A survey of 81 international experts in plant breeding identified the importance of different enabling analytics for data-driven agriculture (Table 1). Ranked among the top cross-cutting technologies were software-based decision support systems (that gather and analyze data to address system dynamics and optimization issues), sensors (that collect information on the functioning of equipment and farm resources), and digital communications tools. Field-based technologies such as geographic information and geo-locating systems that collect real-time data are also identified as vital to the future of the agricultural sector. In some instances, some of these technologies have a lengthy use record, illustrating they are now an integral part of modern agriculture, while some of the newer technologies with shorter use periods are lower ranked, such as with drones.

Table 1. Expert opinion on the enabling analytics for data-driven agriculture
Production environment Type of analytics Percentage
Cross-cutting technologiesComputational decision tools58
Sensors 48
Digital communication tools (e.g. mobile, broadband) 48
The cloud 32
Robots (e.g. drones) 27
Field-based activitiesGeographic information system (GIS)46
Geo-locating (e.g. GPS) 40
Spectral reflectance sensing 36
On-board computers 35
Variable rate technology 31
Unmanned aerial systems 26
Yield monitors 25
Precision soil sampling 25
Auto-steering and guidance 19

Source: [1]

Artificial intelligence complements big data

Raw data requires analysis for it to have value. Analytics involving artificial intelligence (AI) is required for data mining. AI is a relatively new technical discipline adopted by agricultural research and corporations that assesses the expansion of human intelligence by developing theories, methods, algorithms, and applications. Given the size and complexity of big data which cannot be handled by traditional data-processing systems, AI through machine learning algorithms is designed to extract meaningful value from big data.

In agriculture, AI is primarily being applied to increase productivity and efficiency. Of the AI applications being developed in agriculture are yield prediction algorithms using weather and historical yield data, image recognition algorithms for pest and disease detection in plants, and robotics for crop harvesting [2]. For instance, autonomous AI robots can harvest produce at a higher capacity and faster rate compared to human labour.
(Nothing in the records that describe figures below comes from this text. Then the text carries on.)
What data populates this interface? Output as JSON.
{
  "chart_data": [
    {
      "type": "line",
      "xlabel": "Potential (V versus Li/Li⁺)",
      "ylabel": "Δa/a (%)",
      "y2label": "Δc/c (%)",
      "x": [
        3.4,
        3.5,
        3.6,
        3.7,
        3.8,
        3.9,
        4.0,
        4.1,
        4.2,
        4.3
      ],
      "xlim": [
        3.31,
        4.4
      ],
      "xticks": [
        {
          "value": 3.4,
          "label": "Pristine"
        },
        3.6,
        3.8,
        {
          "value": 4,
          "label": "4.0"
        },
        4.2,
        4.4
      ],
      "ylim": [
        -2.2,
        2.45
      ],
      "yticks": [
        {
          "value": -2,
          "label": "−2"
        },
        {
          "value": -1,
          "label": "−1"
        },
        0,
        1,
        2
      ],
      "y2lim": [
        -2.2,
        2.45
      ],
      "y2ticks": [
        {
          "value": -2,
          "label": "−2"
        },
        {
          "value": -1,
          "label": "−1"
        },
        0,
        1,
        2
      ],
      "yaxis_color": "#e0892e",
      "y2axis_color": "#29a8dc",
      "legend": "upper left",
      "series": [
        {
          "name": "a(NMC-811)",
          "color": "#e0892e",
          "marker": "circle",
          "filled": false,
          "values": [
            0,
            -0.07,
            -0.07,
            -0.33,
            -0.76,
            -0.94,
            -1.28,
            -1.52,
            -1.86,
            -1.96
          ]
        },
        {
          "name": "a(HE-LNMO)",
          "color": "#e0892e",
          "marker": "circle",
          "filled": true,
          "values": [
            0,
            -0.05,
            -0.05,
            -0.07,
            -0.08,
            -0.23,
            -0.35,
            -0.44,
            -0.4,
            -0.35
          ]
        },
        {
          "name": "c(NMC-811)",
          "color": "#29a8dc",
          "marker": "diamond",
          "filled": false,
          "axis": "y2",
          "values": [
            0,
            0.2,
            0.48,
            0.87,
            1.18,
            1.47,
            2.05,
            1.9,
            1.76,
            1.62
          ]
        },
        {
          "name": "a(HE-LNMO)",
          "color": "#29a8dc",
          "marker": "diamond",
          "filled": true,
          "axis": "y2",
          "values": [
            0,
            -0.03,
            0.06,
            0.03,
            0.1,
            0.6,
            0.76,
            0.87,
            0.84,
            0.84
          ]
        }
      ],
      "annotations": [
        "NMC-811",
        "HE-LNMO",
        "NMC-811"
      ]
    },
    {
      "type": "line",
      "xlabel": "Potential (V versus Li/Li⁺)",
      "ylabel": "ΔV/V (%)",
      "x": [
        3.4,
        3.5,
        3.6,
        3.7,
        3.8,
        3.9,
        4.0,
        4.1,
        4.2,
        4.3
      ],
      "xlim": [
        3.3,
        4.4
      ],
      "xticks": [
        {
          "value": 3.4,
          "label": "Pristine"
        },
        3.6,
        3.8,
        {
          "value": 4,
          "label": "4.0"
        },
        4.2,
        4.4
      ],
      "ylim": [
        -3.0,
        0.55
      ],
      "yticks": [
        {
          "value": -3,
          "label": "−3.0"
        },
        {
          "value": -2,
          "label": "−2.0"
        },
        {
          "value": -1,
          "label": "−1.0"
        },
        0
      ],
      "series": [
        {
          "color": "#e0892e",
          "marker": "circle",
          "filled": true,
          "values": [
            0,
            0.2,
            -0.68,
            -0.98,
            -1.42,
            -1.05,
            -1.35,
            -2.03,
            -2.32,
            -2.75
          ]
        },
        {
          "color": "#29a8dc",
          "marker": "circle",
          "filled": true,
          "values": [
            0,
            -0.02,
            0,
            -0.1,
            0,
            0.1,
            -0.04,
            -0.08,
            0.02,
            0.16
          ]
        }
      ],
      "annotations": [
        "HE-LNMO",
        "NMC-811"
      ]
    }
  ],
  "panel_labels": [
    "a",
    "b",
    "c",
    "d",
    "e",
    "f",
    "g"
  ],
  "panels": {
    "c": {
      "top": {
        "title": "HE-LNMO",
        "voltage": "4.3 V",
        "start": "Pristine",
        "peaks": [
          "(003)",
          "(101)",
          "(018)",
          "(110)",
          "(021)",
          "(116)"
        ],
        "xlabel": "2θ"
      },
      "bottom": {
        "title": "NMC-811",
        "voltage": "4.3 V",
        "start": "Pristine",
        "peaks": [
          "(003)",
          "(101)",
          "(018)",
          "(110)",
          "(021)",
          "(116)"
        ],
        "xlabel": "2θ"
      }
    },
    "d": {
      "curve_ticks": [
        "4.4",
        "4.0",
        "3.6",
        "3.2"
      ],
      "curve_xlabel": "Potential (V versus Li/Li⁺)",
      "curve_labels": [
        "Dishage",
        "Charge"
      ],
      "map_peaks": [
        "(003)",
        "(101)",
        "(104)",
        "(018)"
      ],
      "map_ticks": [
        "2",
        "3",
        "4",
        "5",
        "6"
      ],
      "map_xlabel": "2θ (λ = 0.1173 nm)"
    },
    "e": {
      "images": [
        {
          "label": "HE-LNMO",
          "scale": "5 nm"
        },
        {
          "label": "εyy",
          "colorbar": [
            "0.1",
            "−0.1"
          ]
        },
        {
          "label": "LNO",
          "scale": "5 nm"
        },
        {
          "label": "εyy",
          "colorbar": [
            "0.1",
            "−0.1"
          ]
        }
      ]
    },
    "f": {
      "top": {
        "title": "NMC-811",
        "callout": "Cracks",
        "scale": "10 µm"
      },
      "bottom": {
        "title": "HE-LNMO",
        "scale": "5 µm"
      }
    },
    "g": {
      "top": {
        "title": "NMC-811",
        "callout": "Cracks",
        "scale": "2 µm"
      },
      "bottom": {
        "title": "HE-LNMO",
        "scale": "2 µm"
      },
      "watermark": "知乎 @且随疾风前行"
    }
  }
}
While AI applications are emerging in agriculture, our surveyed experts anticipate that deployment of AI offers moderate (35%), large (33%), or substantial (23%) contributions to the overall industry. Respondents agree that AI will contribute positively to agricultural machinery and logistics, each at 90%, market information at 89%, plant breeding at 81%, and risk management at 71% [1].

Looking forward

Experts believe that the deployment of digital decision-support tools, big data analytics, and artificial intelligence can improve agricultural productivity in several ways including climate forecast, yield prediction, crop selection, and diseases/pest management. However, the benefits of big data technologies are likely to be captured, for a while, by developed nations who are able to make substantial upfront investments. Based on expert views, big data and AI will play a leading role in improving global food security by helping to reduce losses and increasing yields.

  1. Lassoued R, Macall DM, Smyth SJ, Phillips PWB, and Hesseln H. Expert Insights on the Impacts of, and Potential for, Agricultural Big Data. Sustainability, 2021. 13(5): p. 2521.
  2. Al-Turjman F. The Cloud in IoT-enabled Spaces, ed. K.E. 1st Edition. 2019, Boca Raton London NY: CRC Press. 312.